00:09:14.600 | Now that's a really nice sentiment but it does seem to go against the trend at the moment for a
00:09:19.220 | few people at the very top of these companies to be making decisions that affect billions of people.
00:09:25.040 | So I do want to hear more about what he actually means when he says that we will have a chance to
00:09:29.540 | design the future together. But for now I want to quickly talk about timelines. The guy behind
00:09:34.340 | stable diffusion said something really interesting recently. He said nobody is launching runs bigger
00:09:39.200 | than GPT-4 for six to nine months anyway. Why? Because it needs the new H100s that I
00:09:44.480 | talked about in that video to get scale and they take time to be installed,
00:09:48.980 | learnt in, optimized etc. And Brockman mentioned something that we already knew which is that there
00:09:54.680 | might be a lag of safety testing after a model is trained and before it's released. So depending on
00:10:00.740 | those safety tests my personal prediction for when GPT-4.2 let's call it will be released
00:10:06.920 | would be mid 2024. If you're watching this video in mid 2024 or later you can let me
00:10:12.980 | know in the comments how I did.

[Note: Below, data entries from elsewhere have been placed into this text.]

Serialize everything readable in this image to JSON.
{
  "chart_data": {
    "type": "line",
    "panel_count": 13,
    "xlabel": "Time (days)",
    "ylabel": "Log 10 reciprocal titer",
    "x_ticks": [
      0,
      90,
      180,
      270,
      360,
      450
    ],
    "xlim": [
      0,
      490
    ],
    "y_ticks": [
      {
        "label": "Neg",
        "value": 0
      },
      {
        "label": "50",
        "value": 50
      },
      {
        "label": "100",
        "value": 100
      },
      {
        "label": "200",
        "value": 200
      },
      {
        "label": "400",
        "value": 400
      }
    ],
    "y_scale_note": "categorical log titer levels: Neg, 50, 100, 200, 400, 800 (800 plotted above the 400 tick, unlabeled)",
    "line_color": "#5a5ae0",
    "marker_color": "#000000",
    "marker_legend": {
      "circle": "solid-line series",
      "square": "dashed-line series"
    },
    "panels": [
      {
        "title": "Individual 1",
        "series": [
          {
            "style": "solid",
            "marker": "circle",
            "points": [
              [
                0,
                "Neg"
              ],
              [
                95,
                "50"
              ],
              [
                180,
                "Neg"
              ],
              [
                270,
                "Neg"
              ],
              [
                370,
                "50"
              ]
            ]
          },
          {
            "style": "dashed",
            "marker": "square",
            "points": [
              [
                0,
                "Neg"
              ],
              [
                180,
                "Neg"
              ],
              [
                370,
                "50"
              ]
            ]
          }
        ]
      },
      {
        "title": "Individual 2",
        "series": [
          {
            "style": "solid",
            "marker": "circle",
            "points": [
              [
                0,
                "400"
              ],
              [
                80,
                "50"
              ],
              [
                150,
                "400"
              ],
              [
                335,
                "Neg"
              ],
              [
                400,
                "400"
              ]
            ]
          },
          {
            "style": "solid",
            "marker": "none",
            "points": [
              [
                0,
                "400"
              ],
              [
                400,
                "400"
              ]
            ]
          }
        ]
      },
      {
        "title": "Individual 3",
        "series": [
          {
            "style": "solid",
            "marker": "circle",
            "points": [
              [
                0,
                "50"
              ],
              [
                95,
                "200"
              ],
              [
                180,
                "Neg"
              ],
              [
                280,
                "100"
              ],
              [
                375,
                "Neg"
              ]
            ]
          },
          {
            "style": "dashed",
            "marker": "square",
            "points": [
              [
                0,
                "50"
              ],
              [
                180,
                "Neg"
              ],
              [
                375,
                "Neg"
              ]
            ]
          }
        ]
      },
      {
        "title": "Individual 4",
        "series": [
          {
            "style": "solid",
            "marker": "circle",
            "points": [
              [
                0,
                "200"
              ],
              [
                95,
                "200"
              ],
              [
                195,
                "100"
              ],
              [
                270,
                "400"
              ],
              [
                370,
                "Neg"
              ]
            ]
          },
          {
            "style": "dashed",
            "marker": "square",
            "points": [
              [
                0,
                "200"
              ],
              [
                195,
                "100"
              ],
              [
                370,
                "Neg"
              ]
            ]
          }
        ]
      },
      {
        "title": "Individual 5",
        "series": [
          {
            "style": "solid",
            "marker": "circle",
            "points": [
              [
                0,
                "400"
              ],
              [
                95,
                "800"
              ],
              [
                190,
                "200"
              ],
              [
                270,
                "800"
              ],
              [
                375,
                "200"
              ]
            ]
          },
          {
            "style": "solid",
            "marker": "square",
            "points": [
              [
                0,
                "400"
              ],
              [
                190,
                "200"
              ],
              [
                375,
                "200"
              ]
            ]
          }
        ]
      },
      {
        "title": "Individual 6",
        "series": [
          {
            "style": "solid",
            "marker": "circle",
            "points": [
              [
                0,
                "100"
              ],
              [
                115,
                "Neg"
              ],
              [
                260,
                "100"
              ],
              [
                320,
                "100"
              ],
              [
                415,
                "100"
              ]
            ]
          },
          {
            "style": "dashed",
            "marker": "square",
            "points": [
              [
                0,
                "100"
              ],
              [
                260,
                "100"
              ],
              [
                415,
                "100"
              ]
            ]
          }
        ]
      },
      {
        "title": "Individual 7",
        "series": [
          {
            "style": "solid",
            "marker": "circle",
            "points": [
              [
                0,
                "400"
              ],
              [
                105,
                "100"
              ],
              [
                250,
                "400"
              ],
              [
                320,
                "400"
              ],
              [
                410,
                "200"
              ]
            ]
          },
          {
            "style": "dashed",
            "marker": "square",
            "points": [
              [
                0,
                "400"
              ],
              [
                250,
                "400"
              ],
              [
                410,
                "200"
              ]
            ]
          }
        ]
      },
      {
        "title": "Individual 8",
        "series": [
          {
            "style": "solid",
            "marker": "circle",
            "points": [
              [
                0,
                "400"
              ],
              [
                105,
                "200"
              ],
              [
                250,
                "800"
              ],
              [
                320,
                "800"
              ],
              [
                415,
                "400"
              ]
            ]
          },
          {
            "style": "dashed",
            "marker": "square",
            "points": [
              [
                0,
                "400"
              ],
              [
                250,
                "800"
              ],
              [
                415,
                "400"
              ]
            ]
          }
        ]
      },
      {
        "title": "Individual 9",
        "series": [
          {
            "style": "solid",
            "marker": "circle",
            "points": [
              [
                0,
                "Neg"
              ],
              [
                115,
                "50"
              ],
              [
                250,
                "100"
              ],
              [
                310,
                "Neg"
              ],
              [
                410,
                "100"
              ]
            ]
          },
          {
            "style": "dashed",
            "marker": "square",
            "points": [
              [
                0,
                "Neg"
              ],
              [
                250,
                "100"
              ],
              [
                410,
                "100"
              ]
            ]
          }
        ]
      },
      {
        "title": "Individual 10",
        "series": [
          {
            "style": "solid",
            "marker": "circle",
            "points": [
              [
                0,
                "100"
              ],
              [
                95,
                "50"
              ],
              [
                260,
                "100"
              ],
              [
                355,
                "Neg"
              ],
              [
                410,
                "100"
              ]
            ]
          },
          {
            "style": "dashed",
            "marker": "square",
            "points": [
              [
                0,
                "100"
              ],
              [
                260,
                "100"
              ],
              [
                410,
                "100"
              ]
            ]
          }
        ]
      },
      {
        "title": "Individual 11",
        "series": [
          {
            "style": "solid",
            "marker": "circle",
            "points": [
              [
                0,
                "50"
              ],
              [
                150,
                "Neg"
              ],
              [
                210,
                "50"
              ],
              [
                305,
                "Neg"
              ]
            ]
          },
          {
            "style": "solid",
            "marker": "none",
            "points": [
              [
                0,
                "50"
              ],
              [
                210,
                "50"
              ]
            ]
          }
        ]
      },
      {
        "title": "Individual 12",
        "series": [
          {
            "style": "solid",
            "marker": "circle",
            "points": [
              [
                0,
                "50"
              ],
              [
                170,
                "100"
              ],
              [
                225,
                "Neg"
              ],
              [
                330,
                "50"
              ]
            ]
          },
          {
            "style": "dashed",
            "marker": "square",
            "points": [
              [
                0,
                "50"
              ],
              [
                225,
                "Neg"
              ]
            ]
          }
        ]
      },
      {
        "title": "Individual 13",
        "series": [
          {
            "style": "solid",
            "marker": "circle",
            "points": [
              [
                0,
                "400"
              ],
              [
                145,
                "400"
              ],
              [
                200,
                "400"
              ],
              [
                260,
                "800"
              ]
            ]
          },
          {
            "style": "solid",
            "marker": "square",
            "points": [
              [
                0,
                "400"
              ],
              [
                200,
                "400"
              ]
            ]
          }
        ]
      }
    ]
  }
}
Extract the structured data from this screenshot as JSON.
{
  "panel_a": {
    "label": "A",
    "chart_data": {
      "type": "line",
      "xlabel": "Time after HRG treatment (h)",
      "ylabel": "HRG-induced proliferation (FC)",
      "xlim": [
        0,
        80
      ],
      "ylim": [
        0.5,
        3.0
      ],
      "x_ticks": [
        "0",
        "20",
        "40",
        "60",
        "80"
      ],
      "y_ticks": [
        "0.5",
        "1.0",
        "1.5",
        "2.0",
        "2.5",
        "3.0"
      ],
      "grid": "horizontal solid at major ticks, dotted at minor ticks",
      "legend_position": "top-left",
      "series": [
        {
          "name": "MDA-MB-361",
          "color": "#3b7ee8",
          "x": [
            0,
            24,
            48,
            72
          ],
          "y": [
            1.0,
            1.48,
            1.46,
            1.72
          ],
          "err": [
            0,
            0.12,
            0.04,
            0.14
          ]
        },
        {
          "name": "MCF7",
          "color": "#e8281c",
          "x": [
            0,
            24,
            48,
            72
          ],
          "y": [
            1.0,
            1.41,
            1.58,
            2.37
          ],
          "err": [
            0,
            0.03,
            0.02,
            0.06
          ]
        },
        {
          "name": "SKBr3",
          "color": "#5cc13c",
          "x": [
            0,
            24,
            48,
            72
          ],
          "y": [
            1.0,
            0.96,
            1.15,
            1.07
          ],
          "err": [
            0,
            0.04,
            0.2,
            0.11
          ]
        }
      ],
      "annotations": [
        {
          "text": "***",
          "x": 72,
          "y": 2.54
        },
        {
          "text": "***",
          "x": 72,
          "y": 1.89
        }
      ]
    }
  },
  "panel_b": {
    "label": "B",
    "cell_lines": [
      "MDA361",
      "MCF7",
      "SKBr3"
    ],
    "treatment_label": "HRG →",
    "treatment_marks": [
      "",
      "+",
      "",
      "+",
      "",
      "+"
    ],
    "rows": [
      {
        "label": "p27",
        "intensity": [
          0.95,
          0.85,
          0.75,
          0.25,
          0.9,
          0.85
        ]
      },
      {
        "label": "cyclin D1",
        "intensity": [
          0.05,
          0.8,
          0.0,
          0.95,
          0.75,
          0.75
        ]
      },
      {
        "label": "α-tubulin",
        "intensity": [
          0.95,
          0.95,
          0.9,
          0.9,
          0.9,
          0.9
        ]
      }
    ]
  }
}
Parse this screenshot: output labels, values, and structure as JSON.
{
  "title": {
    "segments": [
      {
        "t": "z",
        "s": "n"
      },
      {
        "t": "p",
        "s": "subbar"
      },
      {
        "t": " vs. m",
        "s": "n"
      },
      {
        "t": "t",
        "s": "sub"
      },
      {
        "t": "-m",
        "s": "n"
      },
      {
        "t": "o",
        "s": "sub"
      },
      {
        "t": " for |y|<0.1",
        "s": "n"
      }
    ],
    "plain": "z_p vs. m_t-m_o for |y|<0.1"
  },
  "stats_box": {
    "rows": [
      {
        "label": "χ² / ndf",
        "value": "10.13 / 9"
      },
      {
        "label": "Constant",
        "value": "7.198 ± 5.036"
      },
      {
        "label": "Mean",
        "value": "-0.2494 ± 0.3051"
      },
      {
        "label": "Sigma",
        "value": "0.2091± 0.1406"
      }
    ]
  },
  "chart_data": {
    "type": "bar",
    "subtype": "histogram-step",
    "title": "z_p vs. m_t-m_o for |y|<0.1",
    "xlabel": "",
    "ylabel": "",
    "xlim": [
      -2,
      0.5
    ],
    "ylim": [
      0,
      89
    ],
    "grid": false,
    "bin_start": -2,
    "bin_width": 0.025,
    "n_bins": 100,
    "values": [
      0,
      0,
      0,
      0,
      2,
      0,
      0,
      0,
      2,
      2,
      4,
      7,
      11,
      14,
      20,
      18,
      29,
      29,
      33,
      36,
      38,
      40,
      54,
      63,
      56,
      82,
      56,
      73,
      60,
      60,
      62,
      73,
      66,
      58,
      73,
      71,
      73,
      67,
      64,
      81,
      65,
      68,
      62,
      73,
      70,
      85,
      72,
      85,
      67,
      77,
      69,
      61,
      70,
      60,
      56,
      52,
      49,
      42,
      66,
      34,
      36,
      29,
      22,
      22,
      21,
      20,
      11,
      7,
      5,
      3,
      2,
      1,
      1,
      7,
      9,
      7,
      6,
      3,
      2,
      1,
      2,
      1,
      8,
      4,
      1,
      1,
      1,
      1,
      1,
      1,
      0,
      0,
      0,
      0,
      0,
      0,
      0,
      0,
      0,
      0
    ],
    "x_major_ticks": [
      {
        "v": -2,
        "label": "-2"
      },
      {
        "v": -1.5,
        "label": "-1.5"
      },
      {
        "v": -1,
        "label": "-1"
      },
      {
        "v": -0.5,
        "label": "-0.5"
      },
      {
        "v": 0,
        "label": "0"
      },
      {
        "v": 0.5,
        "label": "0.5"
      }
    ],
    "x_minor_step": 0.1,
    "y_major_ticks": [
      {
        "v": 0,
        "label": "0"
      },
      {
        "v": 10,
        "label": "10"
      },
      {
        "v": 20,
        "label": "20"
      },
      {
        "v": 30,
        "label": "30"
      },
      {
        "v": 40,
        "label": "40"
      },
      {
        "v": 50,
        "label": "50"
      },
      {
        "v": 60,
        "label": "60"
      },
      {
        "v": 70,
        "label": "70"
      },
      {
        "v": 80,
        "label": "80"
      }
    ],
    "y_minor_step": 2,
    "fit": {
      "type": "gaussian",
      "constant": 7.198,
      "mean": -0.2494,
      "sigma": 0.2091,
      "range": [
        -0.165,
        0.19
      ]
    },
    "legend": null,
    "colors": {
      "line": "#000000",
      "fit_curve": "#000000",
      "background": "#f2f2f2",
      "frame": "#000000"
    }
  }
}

I've talked a fair bit about the capabilities that GPT-5 or 4.2
00:10:18.740 | might have but to finish I want to talk about some of the limitations or weaknesses it might
00:10:24.200 | still have. Rather than me speculate I want you to hear from Ilya Sutskova about one of
00:10:29.420 | the possible remaining weaknesses that GPT-5 or 4.2 might have. If I were to take the premise
00:10:36.320 | of your question well like why were things disappointing in terms of the real world impact.
00:10:41.120 | My answer would be reliability. If somehow it ends up being the case that you really want them to be
00:10:48.500 | reliable and they ended up not being reliable or if reliability now to be harder than we expect.
00:10:54.320 | I really don't think that will be the case but if I had to pick one if I had to pick one and you tell
00:11:00.020 | me like hey like why didn't things work out it would be reliability that you still have to look
00:11:05.060 | over the answers and double check everything and that's just really puts a damper on the economic
00:11:10.700 | value that can be produced by those systems. Let me know what you think in the comments and have a wonderful day.